Le SonntagsBlick a publié dimanche deux journaux différents. Le premier, sur papier, comportait une interview de Jean Overney, chef du Bureau d'enquête sur les accidents d'avions, relu et modifié par le Département fédéral des transports. Le second, sur le Net, publiait la version non visée par les autorités du même entretien. A la lecture, les changements sont parfois importants. A la question de savoir s'il est raisonnable que certains pilotes de Crossair fassent jusqu'à six vols par jour, Jean Overney répond: «Six décollages et atterrissages sont le maximum absolu. Cela génère du stress. Pour moi, cinq vols, c'est déjà la limite.» Dans le texte relu par le Département des transports, sa réponse devient: «Il existe des directives très claires et très sévères en matière de temps de vol autorisé. Et, en Suisse, elles sont respectées.» Le journal cite dans un commentaire deux autres exemples jugés représentatifs de ce que Rolf Cavalli, journaliste qui a réalisé l'entretien et adjoint au rédacteur en chef, qualifie de «censure».

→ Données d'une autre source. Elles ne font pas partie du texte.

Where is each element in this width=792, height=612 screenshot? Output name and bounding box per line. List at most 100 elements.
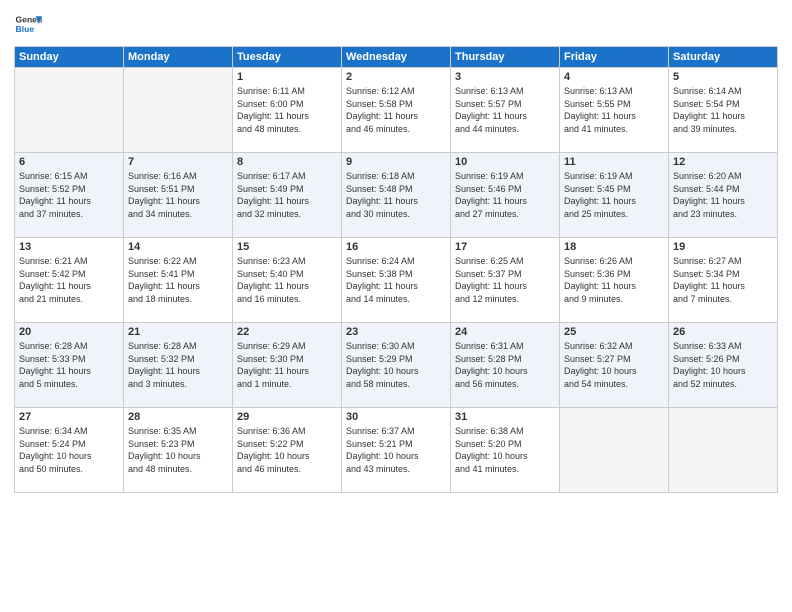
day-number: 16: [346, 241, 446, 253]
calendar-cell: 20 Sunrise: 6:28 AM Sunset: 5:33 PM Dayli…: [15, 323, 124, 408]
week-row-2: 6 Sunrise: 6:15 AM Sunset: 5:52 PM Daylig…: [15, 153, 778, 238]
day-info: Sunrise: 6:21 AM Sunset: 5:42 PM Dayligh…: [19, 255, 119, 305]
calendar-cell: [560, 408, 669, 493]
day-info: Sunrise: 6:11 AM Sunset: 6:00 PM Dayligh…: [237, 85, 337, 135]
calendar-cell: [124, 68, 233, 153]
day-number: 31: [455, 411, 555, 423]
day-number: 22: [237, 326, 337, 338]
day-info: Sunrise: 6:18 AM Sunset: 5:48 PM Dayligh…: [346, 170, 446, 220]
weekday-header-tuesday: Tuesday: [233, 47, 342, 68]
svg-text:Blue: Blue: [16, 24, 35, 34]
calendar-cell: 28 Sunrise: 6:35 AM Sunset: 5:23 PM Dayli…: [124, 408, 233, 493]
day-info: Sunrise: 6:37 AM Sunset: 5:21 PM Dayligh…: [346, 425, 446, 475]
calendar-cell: 21Sunrise: 6:28 AM Sunset: 5:32 PM Dayli…: [124, 323, 233, 408]
weekday-header-friday: Friday: [560, 47, 669, 68]
day-number: 4: [564, 71, 664, 83]
calendar-cell: [669, 408, 778, 493]
day-info: Sunrise: 6:12 AM Sunset: 5:58 PM Dayligh…: [346, 85, 446, 135]
day-info: Sunrise: 6:26 AM Sunset: 5:36 PM Dayligh…: [564, 255, 664, 305]
week-row-4: 20 Sunrise: 6:28 AM Sunset: 5:33 PM Dayli…: [15, 323, 778, 408]
day-number: 17: [455, 241, 555, 253]
page: General Blue SundayMondayTuesdayWednesda…: [0, 0, 792, 612]
calendar-cell: 30 Sunrise: 6:37 AM Sunset: 5:21 PM Dayli…: [342, 408, 451, 493]
weekday-header-saturday: Saturday: [669, 47, 778, 68]
calendar-cell: 19Sunrise: 6:27 AM Sunset: 5:34 PM Dayli…: [669, 238, 778, 323]
day-info: Sunrise: 6:29 AM Sunset: 5:30 PM Dayligh…: [237, 340, 337, 390]
calendar-cell: 27 Sunrise: 6:34 AM Sunset: 5:24 PM Dayli…: [15, 408, 124, 493]
day-number: 15: [237, 241, 337, 253]
header: General Blue: [14, 10, 778, 38]
week-row-5: 27 Sunrise: 6:34 AM Sunset: 5:24 PM Dayli…: [15, 408, 778, 493]
day-info: Sunrise: 6:22 AM Sunset: 5:41 PM Dayligh…: [128, 255, 228, 305]
day-number: 13: [19, 241, 119, 253]
day-number: 5: [673, 71, 773, 83]
weekday-header-sunday: Sunday: [15, 47, 124, 68]
calendar-cell: 31 Sunrise: 6:38 AM Sunset: 5:20 PM Dayli…: [451, 408, 560, 493]
day-number: 11: [564, 156, 664, 168]
day-info: Sunrise: 6:24 AM Sunset: 5:38 PM Dayligh…: [346, 255, 446, 305]
calendar-cell: 23 Sunrise: 6:30 AM Sunset: 5:29 PM Dayli…: [342, 323, 451, 408]
calendar-cell: 29 Sunrise: 6:36 AM Sunset: 5:22 PM Dayli…: [233, 408, 342, 493]
calendar-cell: 5 Sunrise: 6:14 AM Sunset: 5:54 PM Daylig…: [669, 68, 778, 153]
weekday-header-row: SundayMondayTuesdayWednesdayThursdayFrid…: [15, 47, 778, 68]
day-info: Sunrise: 6:14 AM Sunset: 5:54 PM Dayligh…: [673, 85, 773, 135]
day-number: 9: [346, 156, 446, 168]
calendar-cell: 26 Sunrise: 6:33 AM Sunset: 5:26 PM Dayli…: [669, 323, 778, 408]
day-number: 27: [19, 411, 119, 423]
calendar-cell: 7 Sunrise: 6:16 AM Sunset: 5:51 PM Daylig…: [124, 153, 233, 238]
calendar-cell: 9 Sunrise: 6:18 AM Sunset: 5:48 PM Daylig…: [342, 153, 451, 238]
calendar-cell: 25 Sunrise: 6:32 AM Sunset: 5:27 PM Dayli…: [560, 323, 669, 408]
day-info: Sunrise: 6:36 AM Sunset: 5:22 PM Dayligh…: [237, 425, 337, 475]
day-number: 30: [346, 411, 446, 423]
day-number: 25: [564, 326, 664, 338]
day-info: Sunrise: 6:19 AM Sunset: 5:46 PM Dayligh…: [455, 170, 555, 220]
calendar-cell: 1 Sunrise: 6:11 AM Sunset: 6:00 PM Daylig…: [233, 68, 342, 153]
day-number: 28: [128, 411, 228, 423]
day-info: Sunrise: 6:28 AM Sunset: 5:32 PM Dayligh…: [128, 340, 228, 390]
day-number: 6: [19, 156, 119, 168]
weekday-header-thursday: Thursday: [451, 47, 560, 68]
day-info: Sunrise: 6:30 AM Sunset: 5:29 PM Dayligh…: [346, 340, 446, 390]
calendar-cell: 16 Sunrise: 6:24 AM Sunset: 5:38 PM Dayli…: [342, 238, 451, 323]
day-info: Sunrise: 6:34 AM Sunset: 5:24 PM Dayligh…: [19, 425, 119, 475]
day-info: Sunrise: 6:32 AM Sunset: 5:27 PM Dayligh…: [564, 340, 664, 390]
day-info: Sunrise: 6:20 AM Sunset: 5:44 PM Dayligh…: [673, 170, 773, 220]
calendar-cell: 6 Sunrise: 6:15 AM Sunset: 5:52 PM Daylig…: [15, 153, 124, 238]
day-number: 10: [455, 156, 555, 168]
day-info: Sunrise: 6:27 AM Sunset: 5:34 PM Dayligh…: [673, 255, 773, 305]
calendar-cell: 24Sunrise: 6:31 AM Sunset: 5:28 PM Dayli…: [451, 323, 560, 408]
calendar-cell: 13 Sunrise: 6:21 AM Sunset: 5:42 PM Dayli…: [15, 238, 124, 323]
calendar-cell: 17Sunrise: 6:25 AM Sunset: 5:37 PM Dayli…: [451, 238, 560, 323]
calendar-cell: 14 Sunrise: 6:22 AM Sunset: 5:41 PM Dayli…: [124, 238, 233, 323]
day-number: 3: [455, 71, 555, 83]
day-number: 23: [346, 326, 446, 338]
day-number: 20: [19, 326, 119, 338]
calendar-cell: 8 Sunrise: 6:17 AM Sunset: 5:49 PM Daylig…: [233, 153, 342, 238]
calendar-cell: 18Sunrise: 6:26 AM Sunset: 5:36 PM Dayli…: [560, 238, 669, 323]
day-info: Sunrise: 6:15 AM Sunset: 5:52 PM Dayligh…: [19, 170, 119, 220]
day-info: Sunrise: 6:35 AM Sunset: 5:23 PM Dayligh…: [128, 425, 228, 475]
day-info: Sunrise: 6:33 AM Sunset: 5:26 PM Dayligh…: [673, 340, 773, 390]
day-number: 8: [237, 156, 337, 168]
logo-icon: General Blue: [14, 10, 42, 38]
day-number: 2: [346, 71, 446, 83]
calendar-table: SundayMondayTuesdayWednesdayThursdayFrid…: [14, 46, 778, 493]
day-number: 26: [673, 326, 773, 338]
day-number: 24: [455, 326, 555, 338]
calendar-cell: 10 Sunrise: 6:19 AM Sunset: 5:46 PM Dayli…: [451, 153, 560, 238]
day-number: 1: [237, 71, 337, 83]
day-number: 7: [128, 156, 228, 168]
day-info: Sunrise: 6:38 AM Sunset: 5:20 PM Dayligh…: [455, 425, 555, 475]
day-info: Sunrise: 6:28 AM Sunset: 5:33 PM Dayligh…: [19, 340, 119, 390]
day-info: Sunrise: 6:13 AM Sunset: 5:55 PM Dayligh…: [564, 85, 664, 135]
day-number: 14: [128, 241, 228, 253]
weekday-header-wednesday: Wednesday: [342, 47, 451, 68]
calendar-cell: 3Sunrise: 6:13 AM Sunset: 5:57 PM Daylig…: [451, 68, 560, 153]
day-info: Sunrise: 6:17 AM Sunset: 5:49 PM Dayligh…: [237, 170, 337, 220]
day-number: 29: [237, 411, 337, 423]
day-info: Sunrise: 6:19 AM Sunset: 5:45 PM Dayligh…: [564, 170, 664, 220]
week-row-1: 1 Sunrise: 6:11 AM Sunset: 6:00 PM Daylig…: [15, 68, 778, 153]
day-info: Sunrise: 6:16 AM Sunset: 5:51 PM Dayligh…: [128, 170, 228, 220]
calendar-cell: 12Sunrise: 6:20 AM Sunset: 5:44 PM Dayli…: [669, 153, 778, 238]
logo-area: General Blue: [14, 10, 42, 38]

Il est fréquent que des personnes interrogées, dans le privé comme dans le public, demandent à relire leurs propos avant publication. La démarche du journal du dimanche, selon Rolf Cavalli, ne vise pas à remettre en cause cette pratique. «Mais, lors de cette interview, explique-t-il, il s'est passé quelque chose que je n'avais jamais vécu en tant que journaliste. Jean Overney n'a pratiquement rien changé du texte que nous lui avions soumis. C'est une tierce personne, qui n'avait pas assisté à l'entretien, qui l'a modifié au point que nous avons jugé que la version finale n'avait plus rien à voir avec l'interview. Elle a mis dans la bouche de notre interlocuteur des propos qu'il n'avait pas tenus. Si Overney avait lui-même apporté ces modifications, j'aurais été déçu, mais je l'aurais accepté. Là, l'intervention extérieure d'une troisième personne est inacceptable pour nous.» Publier les propos «interdits» sur le site du SonntagsBlick a été un moyen d'assurer «une plus grande transparence», assure le journaliste.

La personne en question, que Rolf Cavalli attaque nommément dans son commentaire de dimanche, est Claudine Godat Saladin, la porte-parole du département. Si cette dernière admet que, dans le cas précis, les changements demandés par elle étaient relativement nombreux, la porte-parole tient à souligner que cette pratique est usuelle: «On le fait dans pratiquement tous les cas. Le passage du langage parlé à l'écrit le demande, afin d'éviter les malentendus.» L'entretien de Jean Overney, regrette-t-elle, aurait demandé un temps de relecture plus important.

Censure? Au lecteur de juger Quant à parler de «censure», elle laisse les lecteurs juges. La lecture des deux versions de l'entretien démontre «de toute évidence», dit-elle, que le résultat «n'est pas optimal». Claudine Godat Saladin indique que les responsables de la communication du Département des transports cherchent des solutions pour éviter que de tels événements se répètent.